Hachette (tome Ip. 256-261).

CHAPITRE IV

DIANA DEMANDE UN CONGÉ

Diana informa Mme Sheldon que le désir de son père était qu’elle quittât Bayswater ; mais avant cela, elle avait obtenu le consentement du capitaine à la révélation de son engagement avec celui qui devait être son mari.

« Il ne me convient pas de les quitter d’une façon mystérieuse, papa, dit-elle. J’ai déjà à peu près tout dit à Charlotte, sous le sceau du secret, mais j’aimerais à pouvoir dire à Mme Sheldon que j’ai des motifs sérieux pour la quitter.

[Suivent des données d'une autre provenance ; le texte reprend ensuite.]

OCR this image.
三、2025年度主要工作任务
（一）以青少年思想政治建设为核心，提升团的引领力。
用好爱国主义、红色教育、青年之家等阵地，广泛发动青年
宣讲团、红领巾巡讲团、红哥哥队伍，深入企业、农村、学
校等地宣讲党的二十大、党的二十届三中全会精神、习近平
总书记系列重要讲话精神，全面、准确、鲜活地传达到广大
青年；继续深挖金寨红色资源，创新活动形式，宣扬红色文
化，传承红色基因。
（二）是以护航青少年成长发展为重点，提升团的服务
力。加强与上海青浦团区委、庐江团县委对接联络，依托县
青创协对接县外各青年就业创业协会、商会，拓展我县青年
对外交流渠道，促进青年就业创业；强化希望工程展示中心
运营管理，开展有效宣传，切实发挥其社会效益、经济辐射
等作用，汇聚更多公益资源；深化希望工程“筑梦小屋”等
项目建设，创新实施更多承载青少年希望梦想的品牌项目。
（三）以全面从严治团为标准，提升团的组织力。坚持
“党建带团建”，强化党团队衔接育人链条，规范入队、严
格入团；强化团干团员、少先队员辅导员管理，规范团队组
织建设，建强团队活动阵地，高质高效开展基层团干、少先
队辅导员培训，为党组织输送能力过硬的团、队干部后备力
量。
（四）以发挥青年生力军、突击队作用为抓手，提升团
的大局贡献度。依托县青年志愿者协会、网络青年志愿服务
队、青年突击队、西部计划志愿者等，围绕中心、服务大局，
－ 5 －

— Très-bien, mon amour, puisque vous êtes si étonnamment entichée d’honorabilité, dit le capitaine se rappelant de quelle importance était le mariage de sa fille, et quelle personne difficile à manier il avait rencontrée en elle ; oui, ma chère, comme de juste, je respecte vos honorables sentiments et… vous pouvez dire à Mme Sheldon, ce qui naturellement emporte également M. Sheldon, puisque cette dame n’est qu’un pur zéro, que vous êtes fiancée à un Français, un gentilhomme dans une certaine position. Vous serez, comme de raison, obligée de mentionner son nom, et de là viendront les questions sur la manière dont vous vous êtes rencontrée avec lui, et, sur ma parole, il est très-fâcheux que vous insistiez pour éclairer ces gens. Voyez-vous, ma chère enfant, ce que je dois éviter, pour le moment, c’est toute chance de collision entre les Sheldon et Lenoble.

— Papa ! s’écria Diana avec impatience, pourquoi toutes ces intrigues ?

— Oh ! très-bien, mademoiselle Paget, dites ce que vous voudrez ! s’écria le capitaine, perdant patience devant une telle persistance de perversité. Tout ce que je peux dire, c’est qu’une jeune personne qui refuse du pain et du beurre, est exposée à n’avoir plus que du pain sec, et fort peu peut-être. Je me lave les mains de toute cette affaire… dites tout ce qu’il vous plaira.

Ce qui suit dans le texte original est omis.